Isaac Reed (1 January 1742 – 5 January 1807) was an English writer and Shakespearean scholar. He is best known for collaborating with Samuel Johnson and George Steevens to edit The Plays of William Shakespeare and publishing a critical edition.

==Biography==
The son of a baker, he was born in London. He was articled to a solicitor, and eventually set up as a conveyancer at Staple Inn, where he had a large practice.

His major work was the Biographia dramatica (2 vols., 1782), a set of biographies of dramatists and a descriptive dictionary of their plays. This book, which was an enlargement of David Erskine Baker's Companion to the Playhouse (2 vols., 1764), was re-edited (3 vols.) by Stephen Jones in 1811. The original work by Baker had been based on Gerard Langbaine's Account of the English Dramatick Poets (1691), Giles Jacob's Poetical Register (1719), Thomas Whincop's List of all the Dramatic Authors (printed with his tragedy of Scanderbeg, 1747) and the manuscripts of Thomas Coxeter. Reed's Notitia dramatica (British Library, Add MSS 25390–25392), supplementary to the Biographia, was never published.

He also revised Robert Dodsley's Collection of Old Plays (12 vols., 1780); and re-edited Samuel Johnson and George Steevens's edition (1773) of Shakespeare.
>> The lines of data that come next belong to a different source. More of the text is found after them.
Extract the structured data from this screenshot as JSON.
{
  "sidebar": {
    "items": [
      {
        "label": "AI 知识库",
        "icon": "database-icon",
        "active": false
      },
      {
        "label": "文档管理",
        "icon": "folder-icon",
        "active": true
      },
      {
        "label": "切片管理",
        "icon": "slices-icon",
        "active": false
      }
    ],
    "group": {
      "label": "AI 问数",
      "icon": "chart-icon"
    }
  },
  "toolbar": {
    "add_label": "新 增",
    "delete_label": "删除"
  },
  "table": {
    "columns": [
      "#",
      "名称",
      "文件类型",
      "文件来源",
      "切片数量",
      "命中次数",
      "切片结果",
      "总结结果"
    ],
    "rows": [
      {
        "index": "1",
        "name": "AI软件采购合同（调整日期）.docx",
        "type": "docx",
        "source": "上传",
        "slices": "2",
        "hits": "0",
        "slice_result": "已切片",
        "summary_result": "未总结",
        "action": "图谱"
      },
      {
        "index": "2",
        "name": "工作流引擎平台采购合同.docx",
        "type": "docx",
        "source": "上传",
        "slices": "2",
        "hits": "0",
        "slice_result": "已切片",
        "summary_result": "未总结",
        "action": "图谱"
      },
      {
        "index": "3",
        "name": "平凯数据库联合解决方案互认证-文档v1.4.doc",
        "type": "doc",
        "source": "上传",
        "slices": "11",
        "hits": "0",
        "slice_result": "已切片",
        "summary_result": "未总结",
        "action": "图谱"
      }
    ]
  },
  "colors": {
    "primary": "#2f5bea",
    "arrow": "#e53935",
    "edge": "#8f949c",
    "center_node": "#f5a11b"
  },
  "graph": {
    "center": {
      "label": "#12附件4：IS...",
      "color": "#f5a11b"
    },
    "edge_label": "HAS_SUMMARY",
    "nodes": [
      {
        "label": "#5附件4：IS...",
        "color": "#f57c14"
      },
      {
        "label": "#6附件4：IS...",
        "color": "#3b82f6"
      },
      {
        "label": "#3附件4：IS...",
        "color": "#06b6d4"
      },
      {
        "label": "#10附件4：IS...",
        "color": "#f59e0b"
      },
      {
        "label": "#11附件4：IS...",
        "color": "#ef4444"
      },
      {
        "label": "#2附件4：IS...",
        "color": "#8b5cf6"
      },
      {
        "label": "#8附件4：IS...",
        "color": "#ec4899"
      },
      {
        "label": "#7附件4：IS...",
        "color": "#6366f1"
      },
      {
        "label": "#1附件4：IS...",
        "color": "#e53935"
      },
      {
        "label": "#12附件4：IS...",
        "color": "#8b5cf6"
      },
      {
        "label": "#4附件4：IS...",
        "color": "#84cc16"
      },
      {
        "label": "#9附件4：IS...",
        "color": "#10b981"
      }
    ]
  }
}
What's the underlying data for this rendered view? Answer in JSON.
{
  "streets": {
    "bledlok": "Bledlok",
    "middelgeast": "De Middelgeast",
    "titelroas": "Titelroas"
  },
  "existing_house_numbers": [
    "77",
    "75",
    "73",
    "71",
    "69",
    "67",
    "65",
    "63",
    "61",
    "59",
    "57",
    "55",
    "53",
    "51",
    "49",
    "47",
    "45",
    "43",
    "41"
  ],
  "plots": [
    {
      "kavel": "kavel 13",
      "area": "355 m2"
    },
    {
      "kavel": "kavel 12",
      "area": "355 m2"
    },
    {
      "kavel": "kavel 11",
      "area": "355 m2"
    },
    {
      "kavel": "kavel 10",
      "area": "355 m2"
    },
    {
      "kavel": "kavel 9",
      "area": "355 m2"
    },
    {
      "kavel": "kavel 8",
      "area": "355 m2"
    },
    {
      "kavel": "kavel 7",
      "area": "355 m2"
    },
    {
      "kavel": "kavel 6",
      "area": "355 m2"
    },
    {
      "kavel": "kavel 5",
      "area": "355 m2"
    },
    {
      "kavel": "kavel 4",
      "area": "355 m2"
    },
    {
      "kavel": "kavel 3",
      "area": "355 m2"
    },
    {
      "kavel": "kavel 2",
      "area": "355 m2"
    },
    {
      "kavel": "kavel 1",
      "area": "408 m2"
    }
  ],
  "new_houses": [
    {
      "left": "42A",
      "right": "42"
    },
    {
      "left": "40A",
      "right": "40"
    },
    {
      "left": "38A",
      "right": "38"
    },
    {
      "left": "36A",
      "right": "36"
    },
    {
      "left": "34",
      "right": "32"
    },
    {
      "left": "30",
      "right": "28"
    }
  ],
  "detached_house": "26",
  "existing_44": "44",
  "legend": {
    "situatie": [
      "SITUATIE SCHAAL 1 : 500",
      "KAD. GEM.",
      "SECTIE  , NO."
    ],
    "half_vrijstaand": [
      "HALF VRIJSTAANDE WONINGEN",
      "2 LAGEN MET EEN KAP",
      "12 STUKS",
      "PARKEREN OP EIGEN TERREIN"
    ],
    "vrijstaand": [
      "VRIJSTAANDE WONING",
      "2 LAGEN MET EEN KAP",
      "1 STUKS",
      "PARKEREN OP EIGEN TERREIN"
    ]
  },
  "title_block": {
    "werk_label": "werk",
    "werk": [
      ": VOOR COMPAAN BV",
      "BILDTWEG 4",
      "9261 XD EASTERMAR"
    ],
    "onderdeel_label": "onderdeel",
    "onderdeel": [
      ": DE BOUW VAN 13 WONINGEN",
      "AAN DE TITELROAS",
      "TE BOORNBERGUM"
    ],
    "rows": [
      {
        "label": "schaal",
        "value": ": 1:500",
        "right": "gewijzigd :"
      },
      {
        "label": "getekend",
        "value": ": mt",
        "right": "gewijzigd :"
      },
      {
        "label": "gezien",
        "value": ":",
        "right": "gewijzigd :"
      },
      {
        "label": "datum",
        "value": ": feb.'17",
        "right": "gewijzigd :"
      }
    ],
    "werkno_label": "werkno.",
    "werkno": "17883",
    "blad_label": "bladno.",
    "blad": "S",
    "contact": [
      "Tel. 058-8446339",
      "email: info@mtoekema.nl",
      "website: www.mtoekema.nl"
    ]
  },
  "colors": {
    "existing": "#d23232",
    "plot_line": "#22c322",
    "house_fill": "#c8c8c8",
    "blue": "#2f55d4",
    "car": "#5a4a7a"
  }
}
Reed's edition was published in ten volumes (1785), and he gave great assistance to Steevens in his edition (1793). He was Steevens's literary executor, and in 1803 published another edition (21 vols.) based on Steevens's later collections. This, which is known as the first variorum, was re-issued ten years later.
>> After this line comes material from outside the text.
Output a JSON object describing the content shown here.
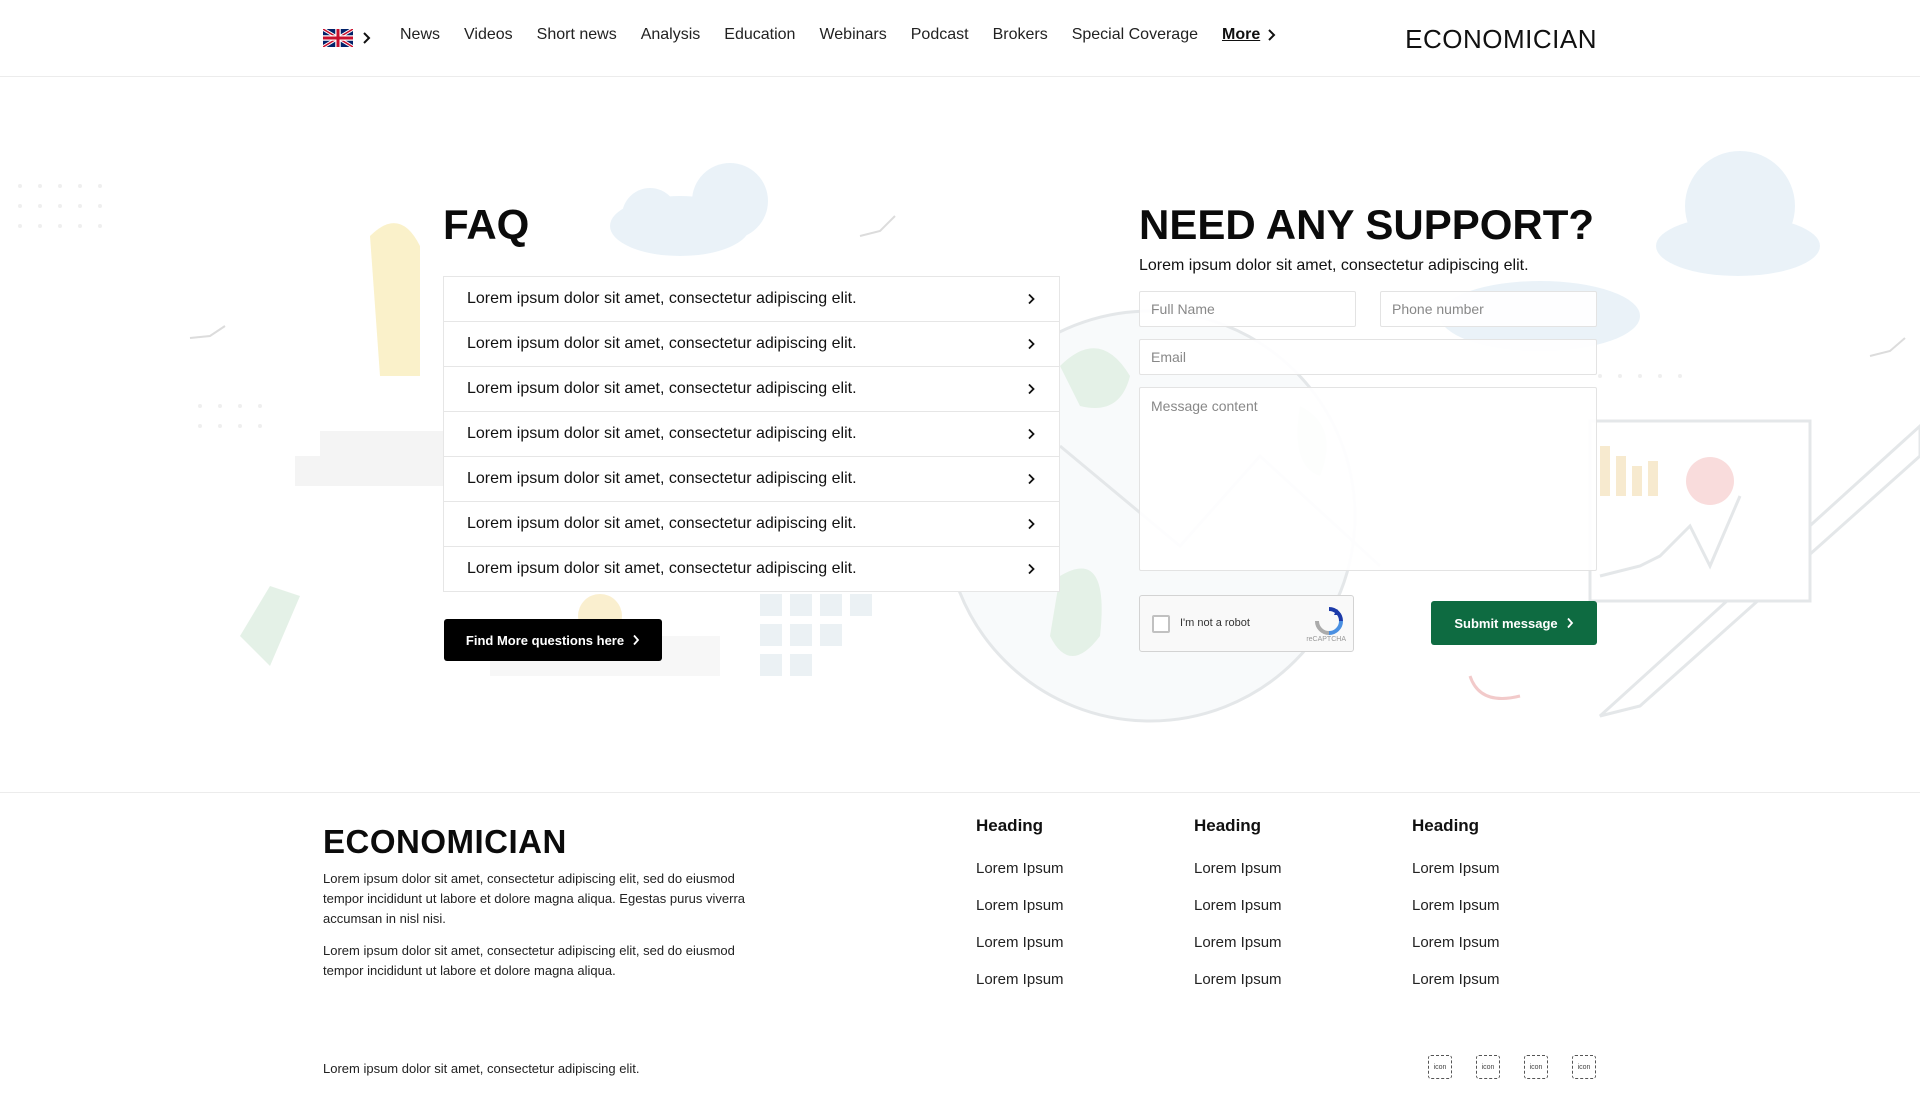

Reed directed the European Magazine as a proprietor and editor, from 1782 for the duration of his life. After his death, his library of theatrical literature was catalogued for sale as Bibliotheca Reediana (1807).

In 2016, it was announced that a Shakespeare First Folio had been discovered in the library of Mount Stuart House. The book was identified as a working copy once owned by Reed, who had bought it in 1786.